In sum, the arguments raised by Plaintiff, individually and cumulatively, fail to establish that the testimony of Kirkland and Ellis is necessary to the instant proceeding. Moreover, at this stage of the litigation, without having conducted depositions to address any of these matters, Plaintiff has not shown that there is any reason to believe, let alone a substantial likelihood, that Kirkland's testimony will be adverse to its client, and therefore prejudicial. Accordingly, Plaintiff's motion for disqualification is denied.*fn8
Defendants, arguing that Plaintiff's motion is frivolous, request that the Court award sanctions against Plaintiff in the amount of Defendants' reasonable attorneys' fees incurred in defending this motion. (See Def. Mem., at 22-23.) While the Court finds Plaintiff's motion for disqualification to be wholly unpersuasive, sanctions will not be awarded at this time.
First, Defendants have not moved under Rule 11 of the Federal Rules of Civil Procedure. And, because they have requested sanctions against Plaintiff, not Plaintiff's counsel, (see Def. Mem., at 23), sanctions are not available under 28 U.S.C. § 1927. See 28 U.S.C. § 1927 ("Any attorney . . . who so multiplies the proceedings in any case unreasonable and vexatiously may be required by the court to satisfy personally the excess costs, expenses and attorneys' fees reasonably incurred because of such conduct." (emphasis added)); see, e.g., State Street Bank and Trust Co. v. Inversions Errazuriz Limitada, 374 F.3d 158, 180 (2d Cir. 2004); Revson v. Cinque & Cinque, P.C., 221 F.3d 71, 79 (2d Cir. 2000).
Finally, while courts have the inherent power to sanction parties as necessary to "manage their own affairs so as to achieve the orderly and expeditious disposition of cases," Revson, 221 F.3d at 78 (quoting Chambers v. NASCO, Inc., 501 U.S. 32, 43, 111 S.Ct. 2123 (1991)), '[a]n award of sanctions under the court's inherent power requires both clear evidence that the challenged actions are entirely without color, and are taken for reasons of harassment or delay or for other imporper purposes . . . ." Revso, 221 F.3d at 78 (internal citations and quotations omitted).

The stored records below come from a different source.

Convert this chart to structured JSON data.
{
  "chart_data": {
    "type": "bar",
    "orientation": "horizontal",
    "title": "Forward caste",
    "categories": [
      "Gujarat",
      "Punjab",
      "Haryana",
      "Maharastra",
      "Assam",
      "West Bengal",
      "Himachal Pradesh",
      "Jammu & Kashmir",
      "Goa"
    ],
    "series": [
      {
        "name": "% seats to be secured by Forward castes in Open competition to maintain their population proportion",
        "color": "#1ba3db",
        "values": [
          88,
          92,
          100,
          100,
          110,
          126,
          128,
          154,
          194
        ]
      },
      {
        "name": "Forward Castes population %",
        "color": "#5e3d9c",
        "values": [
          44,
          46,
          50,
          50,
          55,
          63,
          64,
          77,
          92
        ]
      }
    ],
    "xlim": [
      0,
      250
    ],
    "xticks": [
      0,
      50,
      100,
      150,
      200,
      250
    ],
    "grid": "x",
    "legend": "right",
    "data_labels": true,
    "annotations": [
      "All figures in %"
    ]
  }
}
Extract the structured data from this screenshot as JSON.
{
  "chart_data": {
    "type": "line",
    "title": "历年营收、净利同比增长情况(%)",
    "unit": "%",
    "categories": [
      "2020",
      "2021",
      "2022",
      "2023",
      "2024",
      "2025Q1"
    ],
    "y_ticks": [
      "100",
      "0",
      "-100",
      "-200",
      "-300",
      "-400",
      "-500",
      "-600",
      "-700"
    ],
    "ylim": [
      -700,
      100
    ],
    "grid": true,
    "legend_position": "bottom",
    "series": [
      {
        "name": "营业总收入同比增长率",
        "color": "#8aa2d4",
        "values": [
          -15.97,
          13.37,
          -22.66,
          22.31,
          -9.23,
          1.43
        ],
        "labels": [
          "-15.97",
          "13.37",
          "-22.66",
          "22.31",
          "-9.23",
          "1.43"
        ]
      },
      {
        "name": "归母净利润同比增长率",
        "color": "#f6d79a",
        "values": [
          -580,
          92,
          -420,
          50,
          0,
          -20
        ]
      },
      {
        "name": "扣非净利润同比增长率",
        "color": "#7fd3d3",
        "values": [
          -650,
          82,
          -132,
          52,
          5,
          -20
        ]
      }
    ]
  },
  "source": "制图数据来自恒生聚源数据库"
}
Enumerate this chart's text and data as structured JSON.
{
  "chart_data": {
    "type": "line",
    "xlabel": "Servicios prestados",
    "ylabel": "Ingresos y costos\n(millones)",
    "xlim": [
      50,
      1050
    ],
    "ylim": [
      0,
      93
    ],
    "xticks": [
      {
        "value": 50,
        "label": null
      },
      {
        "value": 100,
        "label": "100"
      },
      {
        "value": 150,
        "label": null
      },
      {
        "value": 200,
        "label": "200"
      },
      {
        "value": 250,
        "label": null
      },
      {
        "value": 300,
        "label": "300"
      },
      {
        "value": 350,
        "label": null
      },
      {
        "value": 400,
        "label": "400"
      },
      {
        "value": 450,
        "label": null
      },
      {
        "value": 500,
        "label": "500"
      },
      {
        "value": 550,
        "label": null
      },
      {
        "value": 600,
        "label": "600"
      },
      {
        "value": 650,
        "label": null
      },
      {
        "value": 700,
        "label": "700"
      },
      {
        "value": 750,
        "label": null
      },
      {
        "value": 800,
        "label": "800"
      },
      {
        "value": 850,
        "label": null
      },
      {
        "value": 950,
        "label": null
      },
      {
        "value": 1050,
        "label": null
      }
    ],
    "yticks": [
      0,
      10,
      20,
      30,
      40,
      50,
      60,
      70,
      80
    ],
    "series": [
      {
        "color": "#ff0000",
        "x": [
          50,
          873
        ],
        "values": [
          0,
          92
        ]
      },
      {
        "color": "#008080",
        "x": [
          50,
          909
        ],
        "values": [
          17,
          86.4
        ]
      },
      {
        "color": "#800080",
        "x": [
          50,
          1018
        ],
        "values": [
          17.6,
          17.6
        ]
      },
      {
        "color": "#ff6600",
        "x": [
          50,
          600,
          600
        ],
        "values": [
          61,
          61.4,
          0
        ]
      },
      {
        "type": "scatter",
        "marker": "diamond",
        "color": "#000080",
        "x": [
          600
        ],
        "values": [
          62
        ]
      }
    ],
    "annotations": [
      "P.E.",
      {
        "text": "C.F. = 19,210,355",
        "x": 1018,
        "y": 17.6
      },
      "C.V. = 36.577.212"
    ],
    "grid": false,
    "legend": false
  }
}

Defendants have not shown clear evidence that Plaintiff pursued this motion in bad faith, and hence the Court declines to sanction Plaintiff in accordance with its inherent authority to do so.
For the reasons set forth above, Plaintiff's motion to disqualify Kirkland & Ellis as counsel for Defendants is denied, and Defendants' request for sanctions against Plaintiff is also denied.